Let’s just do whatever our personal barest minimum is for each other. Kind of like putting on clothes (for some of us that’s a completely new, influencer-worthy outfit every single day, seven days a week. For others it’s a Sam’s Club shirt loosely categorizable as ath-leisure, that was just dug out of the laundry hamper).

We brush our teeth. We take showers (hopefully…still can’t wrap my brain around this Hollywood trend of going unbathed, and why?).

We wear our seatbelts.

That’s one that really only helps ourselves, but in the long run it helps everybody, because if I wear my seatbelt, maybe I won’t end up needing care for the rest of my days in a government funded facility. Maybe I can keep changing the water in my own pups’ water bowls, and shaking out their kibble, so nobody else has to do it for me, all on somebody else’s dime.

Whatever, those seatbelts help all of us.

Maybe it’s wearing a mask. Which, again, I’m not telling you that you have to.

Even though I fully support my kiddos wearing them at school. If the littlest can do it, then so can the biggest. At least that seems to make sense to me.

And it’s not going to be forever.

I stopped wearing my mask for a nice long time. And now it’s back.

Because why? The hospitals are FULL.

Still, my COVID brain jumps all over the place on this one. Like, I wear it when I’m holding a brand new baby.

Then I put the baby down, walk all the way across the room (which, granted, it’s a fairly big room), take it off and gulp down my Diet Coke.

See? COVID brain. But for right now, for this day, for these minutes, it’s the only way my brain can continue to function so that I can continue to function. I’m not even talking about long term healthy function.

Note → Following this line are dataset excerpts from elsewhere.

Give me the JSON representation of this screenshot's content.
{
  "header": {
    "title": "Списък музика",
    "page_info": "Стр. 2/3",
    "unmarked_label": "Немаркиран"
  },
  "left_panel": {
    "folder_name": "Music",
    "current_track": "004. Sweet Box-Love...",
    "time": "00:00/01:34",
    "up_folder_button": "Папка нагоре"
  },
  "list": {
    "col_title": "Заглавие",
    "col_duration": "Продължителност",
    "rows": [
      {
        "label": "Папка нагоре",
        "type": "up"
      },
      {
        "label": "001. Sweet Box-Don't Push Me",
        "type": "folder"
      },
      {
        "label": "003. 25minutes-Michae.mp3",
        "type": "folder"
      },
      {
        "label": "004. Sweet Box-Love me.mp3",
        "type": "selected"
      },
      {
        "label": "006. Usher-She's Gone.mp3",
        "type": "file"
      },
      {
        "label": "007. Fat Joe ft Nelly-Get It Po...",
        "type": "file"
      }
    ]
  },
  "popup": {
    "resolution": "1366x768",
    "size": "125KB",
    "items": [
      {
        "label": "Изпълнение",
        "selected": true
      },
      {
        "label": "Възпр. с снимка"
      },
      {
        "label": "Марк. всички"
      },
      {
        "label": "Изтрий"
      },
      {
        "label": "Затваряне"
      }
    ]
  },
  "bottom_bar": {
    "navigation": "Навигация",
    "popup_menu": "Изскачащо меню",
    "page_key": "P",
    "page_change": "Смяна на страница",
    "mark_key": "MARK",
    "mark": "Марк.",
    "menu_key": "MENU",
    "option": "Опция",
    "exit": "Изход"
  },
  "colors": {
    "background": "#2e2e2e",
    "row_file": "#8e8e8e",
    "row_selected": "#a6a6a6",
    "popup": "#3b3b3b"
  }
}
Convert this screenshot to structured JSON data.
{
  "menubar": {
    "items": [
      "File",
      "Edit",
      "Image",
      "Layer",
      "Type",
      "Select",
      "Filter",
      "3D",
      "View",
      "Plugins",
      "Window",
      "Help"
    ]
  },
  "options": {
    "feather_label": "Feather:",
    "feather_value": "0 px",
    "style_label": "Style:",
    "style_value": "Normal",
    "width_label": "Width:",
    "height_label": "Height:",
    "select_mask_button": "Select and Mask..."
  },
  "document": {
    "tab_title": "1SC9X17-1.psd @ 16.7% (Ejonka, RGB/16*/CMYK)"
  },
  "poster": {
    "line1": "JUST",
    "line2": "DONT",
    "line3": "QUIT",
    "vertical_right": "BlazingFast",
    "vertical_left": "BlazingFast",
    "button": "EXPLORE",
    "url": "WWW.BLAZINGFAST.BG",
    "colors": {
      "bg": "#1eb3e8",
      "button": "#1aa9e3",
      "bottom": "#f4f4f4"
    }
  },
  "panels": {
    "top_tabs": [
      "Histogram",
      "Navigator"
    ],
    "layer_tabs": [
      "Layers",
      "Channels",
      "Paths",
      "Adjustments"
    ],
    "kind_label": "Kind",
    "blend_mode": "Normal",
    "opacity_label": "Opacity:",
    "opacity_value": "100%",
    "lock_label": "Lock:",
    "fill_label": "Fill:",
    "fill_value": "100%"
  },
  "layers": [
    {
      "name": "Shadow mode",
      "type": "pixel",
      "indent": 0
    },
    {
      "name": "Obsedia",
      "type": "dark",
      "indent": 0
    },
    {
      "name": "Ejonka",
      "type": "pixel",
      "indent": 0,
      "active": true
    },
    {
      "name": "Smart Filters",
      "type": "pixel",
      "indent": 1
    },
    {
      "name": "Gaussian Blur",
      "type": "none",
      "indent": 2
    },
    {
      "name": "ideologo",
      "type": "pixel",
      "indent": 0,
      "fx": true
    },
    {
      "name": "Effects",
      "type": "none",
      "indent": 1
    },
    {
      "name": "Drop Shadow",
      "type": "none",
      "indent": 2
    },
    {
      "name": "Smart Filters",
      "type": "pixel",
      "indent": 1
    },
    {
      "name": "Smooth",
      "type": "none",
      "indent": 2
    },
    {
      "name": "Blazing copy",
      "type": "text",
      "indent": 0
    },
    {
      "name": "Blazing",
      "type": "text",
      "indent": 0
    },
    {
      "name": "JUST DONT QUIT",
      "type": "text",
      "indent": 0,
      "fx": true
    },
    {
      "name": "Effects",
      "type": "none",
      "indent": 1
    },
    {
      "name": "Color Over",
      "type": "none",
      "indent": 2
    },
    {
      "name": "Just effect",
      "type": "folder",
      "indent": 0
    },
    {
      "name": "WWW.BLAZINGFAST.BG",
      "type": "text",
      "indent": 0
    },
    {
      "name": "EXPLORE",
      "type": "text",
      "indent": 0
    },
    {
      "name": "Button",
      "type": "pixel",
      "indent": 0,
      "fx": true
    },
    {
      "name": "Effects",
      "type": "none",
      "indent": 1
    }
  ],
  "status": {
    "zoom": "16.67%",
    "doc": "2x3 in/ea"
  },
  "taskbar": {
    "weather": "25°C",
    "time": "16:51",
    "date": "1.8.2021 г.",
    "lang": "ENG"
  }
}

I’m just talking about today.

And if anybody out there has connections to Washington, D.C., send them this message:

Stop acting like a bunch of idiots, running around arguing and fighting and grabbing all the toys for your side of the sandbox. All sides are pretty disgusting these days. No badge of honor there. Not for anybody. No trophy for participation.

Stop getting on TV or YouTube or Twitter and riling up your people on BOTH sides of the aisle.

There isn’t any aisle. We don’t have the luxury of an aisle, which implies an orderly chamber where men and women act like grown-ups.

When you’re in a crisis (that’s what this is…a crisis), There. Is. No. Aisle. It’s just one gigantic place called America and we ALL are in it together.

I’d like to keep all of us in it together until, whenever that day may be, we start shuffling on off to whatever hereafter awaits us beyond this mortal coil.

I don’t want COVID to be what’s speeding up our shuffle. We still have stuff to do.

I don’t want the friends I have in those hospitals, giving their all, day and night, to get pushed off either.

I don’t want COVID to win. I know you don’t.

So do your minimum. I’ll do mine. Just please make sure your minimum isn’t simply business as usual, because there’s nothing usual about these days. These days require all of us to do something, so that we still have some days.

That way maybe none of us will have to give to the max.

And that’s about the best my old, nearly senile, COVID-befuddled brain can do.